Trouble seemed to follow Heinie Zimmerman around, with this May 22, 1915 Sporting Life tidbit about delinquent alimony payments comprising only one among many unpleasant incidents in an often ugly career. (One highlight: Zimmerman had a stretch in the summer of 1913 where he was ejected three times in five games). Mrs. Zimmerman was Helene Chasar, who married him in 1912, when she was just seventeen. She gave birth to their daughter a year later. By 1915, when she brought this lawsuit, she was reporting that Heinie had abandoned them, claiming that, though the Cubs paid him over $7,000 a year, his only financial contribution had been a five-dollar coin that he sent his daughter for Christmas. Their divorce was finalized in March of 1916.
"The Great Zim"
That following August, after nine-plus years as a Cub in Chicago (while there he'd distinguished himself with delightful antics like nearly blinding his teammate, Jimmy Sheckard, by throwing ammonia at his face) his team traded the strong-hitting Zimmerman (a New York native) to John McGraw's New York Giants.
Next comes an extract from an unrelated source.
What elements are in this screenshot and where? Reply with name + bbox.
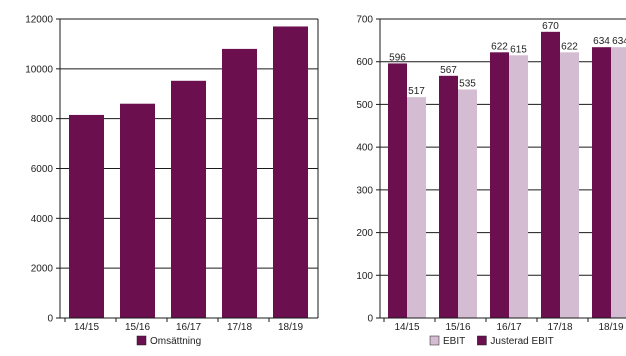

The next year the Giants went all the way to the World Series, where "The Great Zim" arguably botched a crucial rundown and drew the ire of Giants fans.
And then, on September 11th, 1919, Zimmerman approached Fred Toney, who was pitching for the Giants that evening, after the first inning, and suggested that delivering a less-than-stellar pitching performance would be "worth his while." And he didn't stop there, soon bullying (with the help of cohort and incessant gambler Hal Chase) a number of Giants players with similar suggestions to throw games. McGraw suspended him, and a few months later the legendary manager and pitcher Toney would testify to Zim's various misdeeds in court. Zimmerman never played Major League Baseball again.